We are not, and cannot be, the kind of posthuman cyborgs that rejoice in eternal life, if life it is. We are led by love, friendship and desire; by tenderness for young life and reverence for old. We live, or ought to live, by the rule of forgiveness, in a world where hurts are acknowledged and faults confessed to. All our reasoning is predicated upon those basic conditions, and one of the most important uses of pessimism is to warn us against destroying them. The soul-less optimism of the transhumanists reminds us that we should be gloomy, since our happiness depends on it.
Confer with the piece from Mr. Dalyrymple, below. The idea is that redistributing resources cannot make people happy, because happiness comes from the development of internal virtues. It cannot even make them "not poor," as the failure to develop those virtues will strip them of whatever wealth you redistribute to them. What it can do, as in the case of the islanders with the phosphorous, is destroy them: it can undermine the virtues they do have by removing the scarcity that demands and regulates those virtues. Disaster follows.
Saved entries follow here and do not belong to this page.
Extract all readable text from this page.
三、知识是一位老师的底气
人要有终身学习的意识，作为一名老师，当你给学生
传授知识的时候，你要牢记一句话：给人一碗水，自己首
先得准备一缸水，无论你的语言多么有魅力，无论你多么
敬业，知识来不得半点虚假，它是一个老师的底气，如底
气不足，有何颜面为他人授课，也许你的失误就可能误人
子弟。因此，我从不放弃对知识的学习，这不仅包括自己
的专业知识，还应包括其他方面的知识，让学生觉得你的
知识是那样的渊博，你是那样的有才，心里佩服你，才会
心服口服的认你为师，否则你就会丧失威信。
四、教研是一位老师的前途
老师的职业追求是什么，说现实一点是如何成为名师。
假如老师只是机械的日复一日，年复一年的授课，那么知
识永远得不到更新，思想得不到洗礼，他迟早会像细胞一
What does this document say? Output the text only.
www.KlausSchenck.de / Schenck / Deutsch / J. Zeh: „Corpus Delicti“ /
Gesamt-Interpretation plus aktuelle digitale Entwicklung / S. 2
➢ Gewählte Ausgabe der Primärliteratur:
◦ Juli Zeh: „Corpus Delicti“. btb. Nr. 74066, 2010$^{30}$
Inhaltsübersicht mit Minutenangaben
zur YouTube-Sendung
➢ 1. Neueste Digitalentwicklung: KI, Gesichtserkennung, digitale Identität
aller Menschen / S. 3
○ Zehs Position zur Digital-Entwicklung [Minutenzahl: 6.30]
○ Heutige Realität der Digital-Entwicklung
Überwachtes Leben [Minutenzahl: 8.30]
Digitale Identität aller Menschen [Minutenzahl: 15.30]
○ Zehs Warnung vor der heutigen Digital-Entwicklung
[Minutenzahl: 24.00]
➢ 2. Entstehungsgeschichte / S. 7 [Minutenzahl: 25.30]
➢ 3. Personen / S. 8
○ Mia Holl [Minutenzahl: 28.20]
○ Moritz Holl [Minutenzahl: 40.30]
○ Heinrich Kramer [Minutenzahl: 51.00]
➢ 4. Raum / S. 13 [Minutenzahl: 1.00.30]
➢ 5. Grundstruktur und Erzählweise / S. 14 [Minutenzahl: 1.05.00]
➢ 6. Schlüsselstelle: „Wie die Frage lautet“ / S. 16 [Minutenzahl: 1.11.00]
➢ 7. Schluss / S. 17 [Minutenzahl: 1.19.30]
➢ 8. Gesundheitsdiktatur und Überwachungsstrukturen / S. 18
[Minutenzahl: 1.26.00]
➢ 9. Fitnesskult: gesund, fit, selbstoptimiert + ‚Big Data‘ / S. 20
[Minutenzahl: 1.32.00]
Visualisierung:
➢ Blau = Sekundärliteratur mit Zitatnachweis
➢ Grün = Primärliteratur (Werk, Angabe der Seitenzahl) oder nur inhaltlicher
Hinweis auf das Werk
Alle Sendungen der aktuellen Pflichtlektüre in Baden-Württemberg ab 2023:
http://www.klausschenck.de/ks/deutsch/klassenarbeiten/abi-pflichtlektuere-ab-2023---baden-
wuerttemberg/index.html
This would appear to be the same concept, but pointed not at "the poor" but at all humanity. It seems like it might be right, too, on the same terms. Aristotle held that happiness (eudaimonia) was an activity, specifically rational activity in accord with excellence. The concept of "excellence" rubs up against failure: after all, you are judging what is excellent by comparing it with what is not.

This kind of life is perhaps a good example of what would 'justify us in having a child' according to Mr. Singer. What if we could promise that the child would never grow old or weak, nor be hungry, nor suffer pain or danger? Well, wouldn't the child be horribly bored with such an eternal life? Where then is the joy, the eudaimonia that Aristotle spoke of? How does the child excel if there are no challenges?

No matter, you might say; emotions are really "in" the brain, so we will remove the concern that you would be bored and unhappy by simply arranging to stimulate the appropriate pleasure centers. You will be perfectly happy and satisfied, forever.

That, then, would be for Mr. Singer a justification of the child's life. What kind of person would we be, though? What would that do to our moral nature? What would we do with such lives, and such freedom?

I suspect the answer is "nothing." If that is the case, Singer is wrong: the child may as well not have been born at all.